Saturday, February 15, 2014


"Of such liberty as I have now described, it is impossible there should be an excess. Government is an institution for the benefit of the people governed, which they have the power to model as they please; and to say that they can have too much of this power, is to say that there ought to be a power in the state superior to that which gives it being, and from which all jurisdiction in it is derived. Licentiousness, which has been commonly mentioned, as an extreme of liberty, is indeed its opposite. It is government by the will of rapacious individuals in opposition to the will of the community made known and declared in the laws. A free state, at the same time that it is free itself, makes all its members free by excluding licentiousness, and guarding their persons and property and good name against insult.
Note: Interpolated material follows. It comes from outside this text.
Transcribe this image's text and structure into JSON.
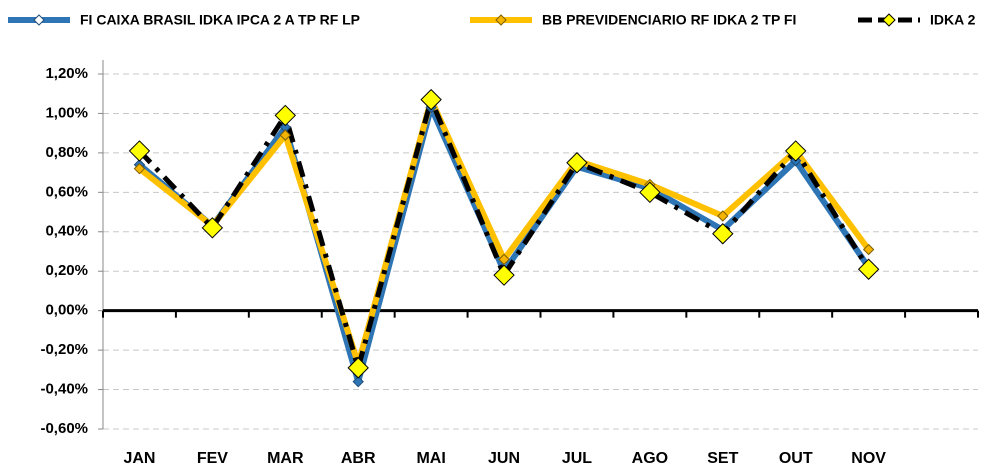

It is the end of all just government, at the same time that it secures the liberty of the public against foreign injury, to secure the liberty of the individual against private injury. I do not, therefore, think it strictly just to say that it belongs to the nature of government to entrench on private liberty. It ought never to do this, except as far as the exercise of private liberty encroaches on the liberties of others. That is, it is licentiousness it restrains and liberty itself only when used to destroy liberty."

this is from a text that was popular amongst revolutionaries at the time of the american revolution. it's rooted in this idea of "moral freedom", which basically means the freedom to avoid temptation from satan. by this logic, it is reasonable to lynch the gays because they're infringing on your freedom to not be exposed to "immoral" ideas. which is sort of like they do in russia.

that's of course the exact opposite conception we have today. today, we'd talk more about intellectual freedom. this text is really hard to read through as a result of this totally backwards kind of thinking. this guy wasn't a conservative in his period, either, he was a prominent liberal that communicated with some of the early anarchists. he had a big influence on fairly radical liberals like jefferson and paine.

it's just the different concept of freedom that's really startling. so, consider "free love", for example. price (the author) would consider "free love" to be a type of slavery - to satan. in order to emancipate the wicked from the enslavement to evil, "free love" should be restricted by the state. a free society would therefore be one where sexuality was highly regulated, in order to ensure that we do not become enslaved by our own passions.

that's not some dystopian fiction, it's coming from a text written by a leading religious scholar that was one of the dominant ideological arguments underlying the american revolution. this is the concept of "freedom" that north american society was constructed upon - the freedom to not be exposed to ideas that differ from the state's (and church's) official pronunciations.

the same logic would apply to homosexuality, drug use or any other kind of "passion". freedom, to these people, meant the state intervening to ensure we do not become enslaved by our passions. slavery meant giving into satanic pleasures, and even being forced to tolerate ideas that differed from the norm.

i guess the whole tyranny of the majority thing eventually worked itself out. but when you read the constitution or the declaration within the context that the mob understood the word "liberty" as, the whole thing becomes a ridiculous joke....

like, their concept of liberty necessarily implied that society has the right to oppress minority views. they would actually argue with a straight face that a society that tolerates minorities is unfree - *because* they're forced to tolerate those with minority moral views. the whole idea of freedom, to them, was intrinsically related to the ability of the majority to attack minorities if they didn't uphold social norms because it would threaten to unravel the status quo.

so, when you're reading jefferson or paine or whomever else that should be in your mind. "liberty" meant something entirely different to these people than it does to you or i.